29. Yargıtay 4721 sayılı Kanun'un 1007. maddesi uyarınca açılacak tazminat davalarının11/1/2011 tarihli ve 6098 sayılı Türk Borçlar Kanunu'nun 146. maddesi (818 sayılı mülga Kanun'un 125. maddesi) gereğince on yıllık genel zamanaşımı süresine tabi olduğunu kabul etmektedir. Buna göre kadastro tespiti nedeniyle mülkiyet kaybının kesinleştiği tarihten itibaren on yıl içinde tazminat davasının açılması gerekmektedir (Yaşar Çoban, § 69).

30. Somut olayda başvurucunun taşınmazı Urla Kadastro Mahkemesinin 13/5/1982 tarihli kararıyla tescil harici bırakılmıştır. Daire, Urla Kadastro Mahkemesinin 13/5/1982 tarihli kararının kesinleştiği tarih olan 17/8/1983 tarihinden itibaren 6098 sayılı Kanun'un 146. maddesindeki (818 sayılı mülga Kanun'un 125. maddesi) on yıllık genel zamanaşımı süresi içinde dava açılması gerekirken 2011 yılında açılan davada genel zamanaşımı süresinin geçtiğine ve bu nedenle davanın reddi gerektiğine hükmetmiştir.

31. Başvurucu tarafından taşınmazının tescil harici bırakılmasından sonra dava açılmamıştır. Dolayısıyla Dairenin kararına göre en son 1993 yılında dava açılmış olması gerekmektedir. Ancak anılan tarihteki Yargıtay içtihadı 4721 sayılı Kanun'un 1007. maddesinin tapu kütüğünün oluşumu sırasında yapılan hataları kapsamadığı biçimindedir. Diğer bir ifadeyle o tarihteki içtihat itibarıyla 4721 sayılı Kanun'un 1007. maddesinde düzenlenen sorumluluk davası, başvurucuların tazminat iddiasını incelemeye ve gerekirse başvurucular lehine tazminata hükmedilmesine elverişli bir yol değildir. Bu dava, Yargıtay HGK'nın 18/11/2009 tarihli içtihadından sonra başvurucuların tazminat talebinin incelenmesi bakımından etkili ve elverişli hâle gelmiştir (Yaşar Çoban, § 71).

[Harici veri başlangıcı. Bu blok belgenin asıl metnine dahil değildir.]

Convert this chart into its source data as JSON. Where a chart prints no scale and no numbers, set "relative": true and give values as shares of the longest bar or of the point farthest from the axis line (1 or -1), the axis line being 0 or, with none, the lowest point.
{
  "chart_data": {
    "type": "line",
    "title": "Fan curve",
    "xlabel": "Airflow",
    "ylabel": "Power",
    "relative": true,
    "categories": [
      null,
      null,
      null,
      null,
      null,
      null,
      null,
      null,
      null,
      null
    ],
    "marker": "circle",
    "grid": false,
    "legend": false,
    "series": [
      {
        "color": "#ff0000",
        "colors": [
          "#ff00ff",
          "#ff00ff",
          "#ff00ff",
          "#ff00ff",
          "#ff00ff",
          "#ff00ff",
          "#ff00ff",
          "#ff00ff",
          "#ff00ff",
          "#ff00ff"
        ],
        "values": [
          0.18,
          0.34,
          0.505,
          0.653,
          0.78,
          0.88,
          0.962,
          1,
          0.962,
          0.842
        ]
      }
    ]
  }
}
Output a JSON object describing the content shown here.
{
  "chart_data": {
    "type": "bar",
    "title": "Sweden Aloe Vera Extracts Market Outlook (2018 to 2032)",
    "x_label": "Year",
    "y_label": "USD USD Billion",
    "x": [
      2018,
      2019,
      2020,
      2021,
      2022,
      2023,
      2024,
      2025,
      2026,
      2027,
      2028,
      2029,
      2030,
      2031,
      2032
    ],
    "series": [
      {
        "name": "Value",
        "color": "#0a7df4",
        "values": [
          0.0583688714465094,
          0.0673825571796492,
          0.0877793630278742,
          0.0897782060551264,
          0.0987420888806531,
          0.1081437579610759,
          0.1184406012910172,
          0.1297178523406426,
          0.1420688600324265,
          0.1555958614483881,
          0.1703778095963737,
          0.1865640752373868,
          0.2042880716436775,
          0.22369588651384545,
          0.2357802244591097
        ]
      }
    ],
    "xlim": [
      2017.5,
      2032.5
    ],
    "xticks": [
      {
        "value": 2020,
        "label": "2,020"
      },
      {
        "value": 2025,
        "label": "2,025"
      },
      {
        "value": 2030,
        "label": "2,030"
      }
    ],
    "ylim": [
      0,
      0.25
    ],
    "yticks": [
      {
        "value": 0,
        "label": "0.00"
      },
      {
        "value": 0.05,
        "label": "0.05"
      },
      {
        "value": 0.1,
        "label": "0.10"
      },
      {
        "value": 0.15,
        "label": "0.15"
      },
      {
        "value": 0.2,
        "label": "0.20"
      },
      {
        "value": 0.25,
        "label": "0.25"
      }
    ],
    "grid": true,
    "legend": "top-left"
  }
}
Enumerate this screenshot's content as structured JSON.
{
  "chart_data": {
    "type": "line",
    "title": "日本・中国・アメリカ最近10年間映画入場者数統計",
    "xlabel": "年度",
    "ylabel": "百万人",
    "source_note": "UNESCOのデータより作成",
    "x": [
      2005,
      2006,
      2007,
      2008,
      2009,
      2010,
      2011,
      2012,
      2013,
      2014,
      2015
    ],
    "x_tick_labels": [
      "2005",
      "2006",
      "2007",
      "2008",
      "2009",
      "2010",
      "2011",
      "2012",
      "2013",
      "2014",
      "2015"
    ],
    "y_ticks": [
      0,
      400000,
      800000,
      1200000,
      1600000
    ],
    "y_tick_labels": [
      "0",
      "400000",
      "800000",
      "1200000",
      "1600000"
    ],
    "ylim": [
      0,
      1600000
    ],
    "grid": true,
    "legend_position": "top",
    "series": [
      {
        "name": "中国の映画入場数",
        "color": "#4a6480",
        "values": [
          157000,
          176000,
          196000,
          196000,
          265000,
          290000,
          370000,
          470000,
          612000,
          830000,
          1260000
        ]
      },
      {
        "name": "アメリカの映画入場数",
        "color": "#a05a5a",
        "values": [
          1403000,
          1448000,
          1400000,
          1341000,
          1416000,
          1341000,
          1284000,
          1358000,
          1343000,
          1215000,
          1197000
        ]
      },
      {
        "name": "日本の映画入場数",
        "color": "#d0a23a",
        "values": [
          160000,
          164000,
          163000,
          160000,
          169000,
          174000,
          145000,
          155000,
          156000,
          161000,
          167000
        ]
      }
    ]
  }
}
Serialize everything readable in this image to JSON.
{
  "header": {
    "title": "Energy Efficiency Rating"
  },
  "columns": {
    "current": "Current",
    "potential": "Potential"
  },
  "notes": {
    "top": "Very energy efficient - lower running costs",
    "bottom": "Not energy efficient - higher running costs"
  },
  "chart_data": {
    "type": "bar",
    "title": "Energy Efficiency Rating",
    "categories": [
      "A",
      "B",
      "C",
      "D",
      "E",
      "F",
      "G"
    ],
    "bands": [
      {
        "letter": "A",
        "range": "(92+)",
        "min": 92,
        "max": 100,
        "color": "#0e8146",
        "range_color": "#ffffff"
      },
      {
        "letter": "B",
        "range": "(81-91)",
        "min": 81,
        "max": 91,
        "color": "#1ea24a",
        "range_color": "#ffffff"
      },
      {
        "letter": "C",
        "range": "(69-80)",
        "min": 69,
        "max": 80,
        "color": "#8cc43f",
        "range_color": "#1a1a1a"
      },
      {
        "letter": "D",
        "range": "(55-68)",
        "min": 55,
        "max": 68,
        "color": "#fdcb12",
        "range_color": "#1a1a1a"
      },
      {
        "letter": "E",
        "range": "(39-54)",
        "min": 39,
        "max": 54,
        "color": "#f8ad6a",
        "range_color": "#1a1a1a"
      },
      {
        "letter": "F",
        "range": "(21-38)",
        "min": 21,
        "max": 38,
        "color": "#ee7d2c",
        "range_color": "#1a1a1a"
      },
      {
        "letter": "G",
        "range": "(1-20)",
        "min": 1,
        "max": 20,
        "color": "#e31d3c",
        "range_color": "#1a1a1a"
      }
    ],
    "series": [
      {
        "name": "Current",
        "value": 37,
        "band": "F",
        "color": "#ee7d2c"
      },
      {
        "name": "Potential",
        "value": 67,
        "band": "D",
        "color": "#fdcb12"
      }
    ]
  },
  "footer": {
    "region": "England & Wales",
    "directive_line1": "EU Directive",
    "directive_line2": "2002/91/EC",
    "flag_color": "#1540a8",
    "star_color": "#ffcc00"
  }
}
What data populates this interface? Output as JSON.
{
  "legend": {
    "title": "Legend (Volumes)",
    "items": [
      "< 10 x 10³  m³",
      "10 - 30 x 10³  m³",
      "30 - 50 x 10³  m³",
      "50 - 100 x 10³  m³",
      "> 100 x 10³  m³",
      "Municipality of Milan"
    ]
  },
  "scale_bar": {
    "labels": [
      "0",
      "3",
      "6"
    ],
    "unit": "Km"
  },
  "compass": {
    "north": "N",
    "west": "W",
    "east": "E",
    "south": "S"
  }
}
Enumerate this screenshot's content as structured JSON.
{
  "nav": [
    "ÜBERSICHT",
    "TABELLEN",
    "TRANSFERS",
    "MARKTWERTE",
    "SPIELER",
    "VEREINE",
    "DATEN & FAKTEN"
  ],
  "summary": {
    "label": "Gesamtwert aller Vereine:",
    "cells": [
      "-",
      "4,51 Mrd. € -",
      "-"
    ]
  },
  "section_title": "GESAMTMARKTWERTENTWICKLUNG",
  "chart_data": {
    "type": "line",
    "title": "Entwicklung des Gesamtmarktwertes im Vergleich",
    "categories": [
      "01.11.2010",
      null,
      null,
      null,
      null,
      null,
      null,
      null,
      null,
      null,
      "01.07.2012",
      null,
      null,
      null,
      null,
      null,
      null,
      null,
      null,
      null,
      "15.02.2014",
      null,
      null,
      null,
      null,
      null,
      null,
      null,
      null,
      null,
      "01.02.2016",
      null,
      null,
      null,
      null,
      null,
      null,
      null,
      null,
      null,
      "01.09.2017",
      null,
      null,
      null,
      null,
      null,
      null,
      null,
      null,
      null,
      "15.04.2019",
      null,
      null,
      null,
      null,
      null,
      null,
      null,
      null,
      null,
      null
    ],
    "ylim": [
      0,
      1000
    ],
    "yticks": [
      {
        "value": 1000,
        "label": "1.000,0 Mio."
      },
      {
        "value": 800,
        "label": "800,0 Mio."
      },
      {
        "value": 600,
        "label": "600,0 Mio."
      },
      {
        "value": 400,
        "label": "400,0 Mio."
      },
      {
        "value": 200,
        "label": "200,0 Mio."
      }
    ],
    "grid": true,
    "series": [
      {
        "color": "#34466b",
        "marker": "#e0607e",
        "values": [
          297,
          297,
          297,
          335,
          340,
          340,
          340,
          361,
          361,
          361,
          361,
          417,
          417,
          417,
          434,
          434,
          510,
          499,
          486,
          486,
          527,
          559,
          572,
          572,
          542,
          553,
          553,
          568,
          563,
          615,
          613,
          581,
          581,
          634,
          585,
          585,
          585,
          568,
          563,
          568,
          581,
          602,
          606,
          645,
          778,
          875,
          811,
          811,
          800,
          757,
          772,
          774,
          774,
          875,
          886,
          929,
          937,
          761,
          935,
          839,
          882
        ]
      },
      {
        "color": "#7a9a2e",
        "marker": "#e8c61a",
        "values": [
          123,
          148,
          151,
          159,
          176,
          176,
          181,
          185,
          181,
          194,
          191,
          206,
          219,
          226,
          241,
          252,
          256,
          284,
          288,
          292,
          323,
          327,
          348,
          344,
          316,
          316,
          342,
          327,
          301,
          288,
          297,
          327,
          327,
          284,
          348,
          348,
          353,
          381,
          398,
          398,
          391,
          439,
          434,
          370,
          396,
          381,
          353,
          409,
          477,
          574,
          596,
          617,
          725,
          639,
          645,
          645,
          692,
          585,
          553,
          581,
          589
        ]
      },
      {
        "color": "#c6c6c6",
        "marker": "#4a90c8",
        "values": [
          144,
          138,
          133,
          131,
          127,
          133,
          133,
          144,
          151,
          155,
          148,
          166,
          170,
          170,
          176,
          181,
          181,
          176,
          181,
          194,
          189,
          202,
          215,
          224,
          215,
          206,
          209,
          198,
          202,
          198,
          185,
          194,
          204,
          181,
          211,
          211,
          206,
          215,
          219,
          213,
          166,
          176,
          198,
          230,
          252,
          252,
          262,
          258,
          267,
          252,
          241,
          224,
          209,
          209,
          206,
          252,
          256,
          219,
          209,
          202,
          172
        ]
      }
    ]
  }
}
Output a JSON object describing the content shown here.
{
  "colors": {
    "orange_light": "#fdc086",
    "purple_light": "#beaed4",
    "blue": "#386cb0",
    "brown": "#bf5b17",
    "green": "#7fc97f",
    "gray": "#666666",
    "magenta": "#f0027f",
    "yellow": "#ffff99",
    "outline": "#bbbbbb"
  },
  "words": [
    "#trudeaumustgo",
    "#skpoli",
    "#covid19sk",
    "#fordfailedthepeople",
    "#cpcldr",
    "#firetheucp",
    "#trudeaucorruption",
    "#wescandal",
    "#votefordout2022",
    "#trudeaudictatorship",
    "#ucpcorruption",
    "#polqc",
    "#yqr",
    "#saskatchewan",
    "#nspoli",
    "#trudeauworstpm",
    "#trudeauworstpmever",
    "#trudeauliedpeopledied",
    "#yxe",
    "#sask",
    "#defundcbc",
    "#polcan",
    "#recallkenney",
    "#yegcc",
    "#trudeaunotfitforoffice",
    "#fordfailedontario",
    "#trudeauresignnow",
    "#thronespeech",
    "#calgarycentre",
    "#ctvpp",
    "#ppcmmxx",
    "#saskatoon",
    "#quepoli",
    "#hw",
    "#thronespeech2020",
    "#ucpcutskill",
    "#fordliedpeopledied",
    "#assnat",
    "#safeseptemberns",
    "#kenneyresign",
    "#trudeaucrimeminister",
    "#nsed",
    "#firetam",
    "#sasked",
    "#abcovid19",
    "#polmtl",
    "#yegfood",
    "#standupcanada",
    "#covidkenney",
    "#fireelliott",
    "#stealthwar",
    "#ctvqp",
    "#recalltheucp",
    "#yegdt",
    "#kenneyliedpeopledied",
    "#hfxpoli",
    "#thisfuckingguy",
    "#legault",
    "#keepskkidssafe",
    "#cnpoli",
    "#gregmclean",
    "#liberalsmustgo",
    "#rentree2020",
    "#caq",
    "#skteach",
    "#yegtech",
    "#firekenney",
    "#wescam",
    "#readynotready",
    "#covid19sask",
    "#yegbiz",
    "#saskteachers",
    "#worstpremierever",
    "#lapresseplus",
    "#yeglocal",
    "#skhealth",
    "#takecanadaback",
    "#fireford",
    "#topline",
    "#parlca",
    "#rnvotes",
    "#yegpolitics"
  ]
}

32. Yaşar Çoban kararında ifade edildiği üzere 18/11/2009 tarihinde oluşan bu hukuki yol için zamanaşımı süresinin bu tarihe kadar dolduğunun tespit edilmiş olması 4721 sayılı Kanun'un 1007. maddesinde öngörülen tazminat yolunu etkisizleştirmektedir. Sonradan oluşan bir hukuk yoluna ilişkin zamanaşımı süresinin kişinin bu yola başvurmasını kesin olarak imkânsız hâle getirecek bir tarihte başlayacağının kabulü, sınırlamanın istisna olduğu ilkesiyle bağdaşmamaktadır. Bununla birlikte 6098 sayılı Kanun'un 146. maddesi (818 sayılı mülga Kanun'un 125. maddesi) gereğince on yıllık zamanaşımı süresinin hukuki güvenlik ve istikrarın sağlanması amacına matuf olduğu gözetildiğinde bu sürenin tamamen gözardı edilmemesi gerektiği de açıktır. Başvurucuların dava açma hakkını kullanabilmesindeki bireysel yarar ile hukuki güvenlik ve istikrar ilkesinin sağlanmasındaki kamu yararı arasında dava açmanın süreye bağlanmış olmasını anlamsız kılmayacak şekilde bir denge kurulmalıdır. Bu denge kurma çabasının on yıllık zamanaşımı süresinin bu hukuki yolun oluştuğu 18/11/2009 tarihinden itibaren yeniden işleyeme başlayacağının kabulünü zorunlu kılmadığının altı çizilmelidir. Aksi takdirde zamanaşımı süresinin öngörülmesi anlamsız hâle gelecek ve kamu yararı ile bireysel yarar arasında gözetilmesi gereken denge kamu yararı aleyhine bozulmuş olacaktır. Önemli olan husus 18/11/2009 tarihinden önce zamanaşımı süresi dolmuş bulunanlar yönünden 4721 sayılı Kanun'un 1007. maddesi kapsamında dava açılabilmesine imkân tanınmış olmasıdır (Yaşar Çoban, §§ 72, 73).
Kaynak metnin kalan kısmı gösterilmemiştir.